O novo hóspede da cadeia municipal de Penafiel estava, porém, por esta altura para lá de preocupações sobre quem fizera o quê, quem dissera o que mais e como demonstrar o que era supostamente necessário provar. Sabia-se inocente; o problema é que tinha plena consciência de que isso de nada importava naquelas circunstâncias. Se estava preso não era porque tivesse matado ou deixado de matar outro homem, mas porque se recusara a colaborar na vigilância de um terceiro.

Ou, se calhar, nem sequer era por isso; talvez estivesse ali simplesmente porque alguém implicara com ele, porque um dia tinha estado no sítio errado à hora errada e dito algo de errado à pessoa errada. Tão simples quanto isso.

Mas nesta altura já nada importava. Fosse por isto ou por aquilo, a verdade é que fora para ali atirado e tudo o resto lhe parecia agora irrelevante.

"Psst", chamou uma voz.

Olhou e viu outro recluso fazer-lhe um sinal na cela ao lado.

"Hmm?"

"Porque te botaram aqui? O que fizeste?"

Luís encarou o outro e ainda pensou em responder. Mas logo um cansaço imenso o assaltou e fez mudar de ideias. Encolheu-se no seu canto e deixou-se ali ficar, como se aquela esquina fosse um refúgio, o amparo da agressão de um mundo hostil.

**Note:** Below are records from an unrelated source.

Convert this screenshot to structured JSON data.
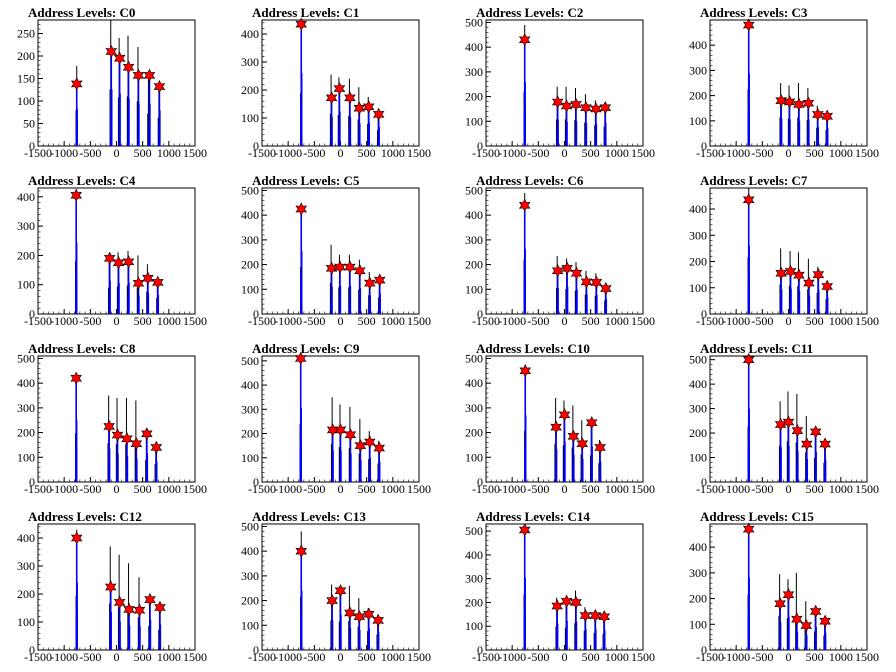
{
  "chart_data": [
    {
      "type": "histogram",
      "title": "Address Levels: C0",
      "xlim": [
        -1500,
        1500
      ],
      "ylim": [
        0,
        280
      ],
      "yticks": [
        0,
        50,
        100,
        150,
        200,
        250
      ],
      "peaks": [
        [
          -760,
          138
        ],
        [
          -100,
          210
        ],
        [
          60,
          195
        ],
        [
          230,
          175
        ],
        [
          420,
          157
        ],
        [
          630,
          157
        ],
        [
          820,
          132
        ]
      ],
      "black_max": [
        -760,
        178,
        -110,
        280,
        50,
        240,
        220,
        245,
        410,
        220,
        610,
        160,
        810,
        140
      ]
    },
    {
      "type": "histogram",
      "title": "Address Levels: C1",
      "xlim": [
        -1500,
        1500
      ],
      "ylim": [
        0,
        450
      ],
      "yticks": [
        0,
        100,
        200,
        300,
        400
      ],
      "peaks": [
        [
          -750,
          435
        ],
        [
          -170,
          172
        ],
        [
          -20,
          205
        ],
        [
          180,
          172
        ],
        [
          360,
          135
        ],
        [
          540,
          140
        ],
        [
          730,
          113
        ]
      ],
      "black_max": [
        -750,
        420,
        -180,
        255,
        -30,
        245,
        170,
        240,
        350,
        210,
        530,
        175,
        720,
        125
      ]
    },
    {
      "type": "histogram",
      "title": "Address Levels: C2",
      "xlim": [
        -1500,
        1500
      ],
      "ylim": [
        0,
        510
      ],
      "yticks": [
        0,
        100,
        200,
        300,
        400,
        500
      ],
      "peaks": [
        [
          -760,
          430
        ],
        [
          -130,
          178
        ],
        [
          40,
          162
        ],
        [
          220,
          168
        ],
        [
          410,
          155
        ],
        [
          600,
          150
        ],
        [
          780,
          155
        ]
      ],
      "black_max": [
        -760,
        490,
        -140,
        240,
        30,
        240,
        210,
        235,
        400,
        210,
        590,
        185,
        770,
        175
      ]
    },
    {
      "type": "histogram",
      "title": "Address Levels: C3",
      "xlim": [
        -1500,
        1500
      ],
      "ylim": [
        0,
        500
      ],
      "yticks": [
        0,
        100,
        200,
        300,
        400
      ],
      "peaks": [
        [
          -760,
          480
        ],
        [
          -140,
          180
        ],
        [
          20,
          175
        ],
        [
          200,
          165
        ],
        [
          380,
          170
        ],
        [
          560,
          125
        ],
        [
          740,
          118
        ]
      ],
      "black_max": [
        -760,
        500,
        -150,
        250,
        10,
        240,
        190,
        250,
        370,
        230,
        550,
        160,
        730,
        140
      ]
    },
    {
      "type": "histogram",
      "title": "Address Levels: C4",
      "xlim": [
        -1500,
        1500
      ],
      "ylim": [
        0,
        430
      ],
      "yticks": [
        0,
        100,
        200,
        300,
        400
      ],
      "peaks": [
        [
          -770,
          405
        ],
        [
          -130,
          190
        ],
        [
          40,
          175
        ],
        [
          230,
          178
        ],
        [
          420,
          105
        ],
        [
          600,
          122
        ],
        [
          790,
          108
        ]
      ],
      "black_max": [
        -770,
        400,
        -140,
        200,
        30,
        210,
        220,
        215,
        410,
        200,
        590,
        170,
        780,
        120
      ]
    },
    {
      "type": "histogram",
      "title": "Address Levels: C5",
      "xlim": [
        -1500,
        1500
      ],
      "ylim": [
        0,
        510
      ],
      "yticks": [
        0,
        100,
        200,
        300,
        400,
        500
      ],
      "peaks": [
        [
          -750,
          425
        ],
        [
          -170,
          185
        ],
        [
          -10,
          190
        ],
        [
          180,
          190
        ],
        [
          370,
          175
        ],
        [
          560,
          125
        ],
        [
          750,
          137
        ]
      ],
      "black_max": [
        -750,
        420,
        -180,
        280,
        -20,
        240,
        170,
        240,
        360,
        220,
        550,
        170,
        740,
        150
      ]
    },
    {
      "type": "histogram",
      "title": "Address Levels: C6",
      "xlim": [
        -1500,
        1500
      ],
      "ylim": [
        0,
        510
      ],
      "yticks": [
        0,
        100,
        200,
        300,
        400,
        500
      ],
      "peaks": [
        [
          -760,
          440
        ],
        [
          -130,
          175
        ],
        [
          50,
          185
        ],
        [
          230,
          165
        ],
        [
          420,
          130
        ],
        [
          610,
          128
        ],
        [
          790,
          103
        ]
      ],
      "black_max": [
        -760,
        490,
        -140,
        235,
        40,
        225,
        220,
        210,
        410,
        175,
        600,
        165,
        780,
        120
      ]
    },
    {
      "type": "histogram",
      "title": "Address Levels: C7",
      "xlim": [
        -1500,
        1500
      ],
      "ylim": [
        0,
        480
      ],
      "yticks": [
        0,
        100,
        200,
        300,
        400
      ],
      "peaks": [
        [
          -760,
          435
        ],
        [
          -140,
          155
        ],
        [
          40,
          162
        ],
        [
          200,
          148
        ],
        [
          390,
          118
        ],
        [
          570,
          150
        ],
        [
          740,
          105
        ]
      ],
      "black_max": [
        -760,
        480,
        -150,
        250,
        30,
        240,
        190,
        235,
        380,
        210,
        560,
        180,
        730,
        125
      ]
    },
    {
      "type": "histogram",
      "title": "Address Levels: C8",
      "xlim": [
        -1500,
        1500
      ],
      "ylim": [
        0,
        510
      ],
      "yticks": [
        0,
        100,
        200,
        300,
        400,
        500
      ],
      "peaks": [
        [
          -770,
          420
        ],
        [
          -140,
          225
        ],
        [
          20,
          190
        ],
        [
          200,
          175
        ],
        [
          380,
          155
        ],
        [
          580,
          195
        ],
        [
          760,
          140
        ]
      ],
      "black_max": [
        -770,
        440,
        -150,
        350,
        10,
        340,
        190,
        340,
        370,
        330,
        570,
        200,
        750,
        160
      ]
    },
    {
      "type": "histogram",
      "title": "Address Levels: C9",
      "xlim": [
        -1500,
        1500
      ],
      "ylim": [
        0,
        520
      ],
      "yticks": [
        0,
        100,
        200,
        300,
        400,
        500
      ],
      "peaks": [
        [
          -760,
          510
        ],
        [
          -150,
          215
        ],
        [
          0,
          215
        ],
        [
          190,
          195
        ],
        [
          380,
          150
        ],
        [
          560,
          165
        ],
        [
          740,
          140
        ]
      ],
      "black_max": [
        -760,
        530,
        -160,
        350,
        -10,
        320,
        180,
        310,
        370,
        260,
        550,
        210,
        730,
        170
      ]
    },
    {
      "type": "histogram",
      "title": "Address Levels: C10",
      "xlim": [
        -1500,
        1500
      ],
      "ylim": [
        0,
        510
      ],
      "yticks": [
        0,
        100,
        200,
        300,
        400,
        500
      ],
      "peaks": [
        [
          -750,
          450
        ],
        [
          -160,
          222
        ],
        [
          0,
          272
        ],
        [
          170,
          185
        ],
        [
          340,
          155
        ],
        [
          520,
          240
        ],
        [
          680,
          140
        ]
      ],
      "black_max": [
        -750,
        460,
        -170,
        340,
        -10,
        330,
        160,
        310,
        330,
        250,
        510,
        240,
        670,
        170
      ]
    },
    {
      "type": "histogram",
      "title": "Address Levels: C11",
      "xlim": [
        -1500,
        1500
      ],
      "ylim": [
        0,
        515
      ],
      "yticks": [
        0,
        100,
        200,
        300,
        400,
        500
      ],
      "peaks": [
        [
          -760,
          500
        ],
        [
          -150,
          235
        ],
        [
          0,
          245
        ],
        [
          170,
          210
        ],
        [
          350,
          155
        ],
        [
          520,
          205
        ],
        [
          700,
          155
        ]
      ],
      "black_max": [
        -760,
        505,
        -160,
        330,
        -10,
        370,
        160,
        360,
        340,
        270,
        510,
        220,
        690,
        175
      ]
    },
    {
      "type": "histogram",
      "title": "Address Levels: C12",
      "xlim": [
        -1500,
        1500
      ],
      "ylim": [
        0,
        450
      ],
      "yticks": [
        0,
        100,
        200,
        300,
        400
      ],
      "peaks": [
        [
          -760,
          400
        ],
        [
          -110,
          225
        ],
        [
          60,
          170
        ],
        [
          240,
          145
        ],
        [
          440,
          142
        ],
        [
          640,
          180
        ],
        [
          830,
          152
        ]
      ],
      "black_max": [
        -760,
        430,
        -120,
        370,
        50,
        340,
        230,
        310,
        430,
        260,
        630,
        190,
        820,
        160
      ]
    },
    {
      "type": "histogram",
      "title": "Address Levels: C13",
      "xlim": [
        -1500,
        1500
      ],
      "ylim": [
        0,
        510
      ],
      "yticks": [
        0,
        100,
        200,
        300,
        400,
        500
      ],
      "peaks": [
        [
          -750,
          400
        ],
        [
          -160,
          200
        ],
        [
          0,
          240
        ],
        [
          180,
          150
        ],
        [
          360,
          135
        ],
        [
          540,
          145
        ],
        [
          720,
          120
        ]
      ],
      "black_max": [
        -750,
        480,
        -170,
        265,
        -10,
        255,
        170,
        260,
        350,
        210,
        530,
        170,
        710,
        140
      ]
    },
    {
      "type": "histogram",
      "title": "Address Levels: C14",
      "xlim": [
        -1500,
        1500
      ],
      "ylim": [
        0,
        530
      ],
      "yticks": [
        0,
        100,
        200,
        300,
        400,
        500
      ],
      "peaks": [
        [
          -760,
          505
        ],
        [
          -140,
          185
        ],
        [
          40,
          205
        ],
        [
          220,
          200
        ],
        [
          400,
          145
        ],
        [
          590,
          145
        ],
        [
          760,
          140
        ]
      ],
      "black_max": [
        -760,
        520,
        -150,
        220,
        30,
        210,
        210,
        250,
        390,
        180,
        580,
        160,
        750,
        150
      ]
    },
    {
      "type": "histogram",
      "title": "Address Levels: C15",
      "xlim": [
        -1500,
        1500
      ],
      "ylim": [
        0,
        490
      ],
      "yticks": [
        0,
        100,
        200,
        300,
        400
      ],
      "peaks": [
        [
          -760,
          470
        ],
        [
          -160,
          180
        ],
        [
          0,
          215
        ],
        [
          160,
          120
        ],
        [
          340,
          95
        ],
        [
          520,
          150
        ],
        [
          700,
          112
        ]
      ],
      "black_max": [
        -760,
        480,
        -170,
        295,
        -10,
        275,
        150,
        300,
        330,
        190,
        510,
        160,
        690,
        125
      ]
    }
  ],
  "xticks": [
    -1500,
    -1000,
    -500,
    0,
    500,
    1000,
    1500
  ],
  "colors": {
    "blue": "#0000ff",
    "black": "#000000",
    "marker": "#ff0000"
  }
}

Desde que havia sido detido em Lisboa que mergulhara numa depressão, mas ali, em Penafiel, a angústia parecia ainda maior. Viviam naquela cidade pessoas que conhecia e respeitava; sobretudo estava ali Amélia, a única mulher que verdadeiramente amava. E agora encontrava-se ele naquela prisão, indefeso, alvo de suspeita, sujeito à vergonha, objecto de humilhação. Como poderia dali em diante encarar todas aquelas pessoas? Como iriam elas olhá-lo? Como conseguiria sobreviver a tudo aquilo? Amélia sabia-o inocente, é certo, mas não iria isso apenas incendiar o seu tormento? Se saber que uma pessoa amada fora presa por um crime que cometeu era terrível, que dizer do desespero de saber que uma pessoa amada estava a ser gravemente punida por algo que não fizera e não poder resgatá-la desse tormento?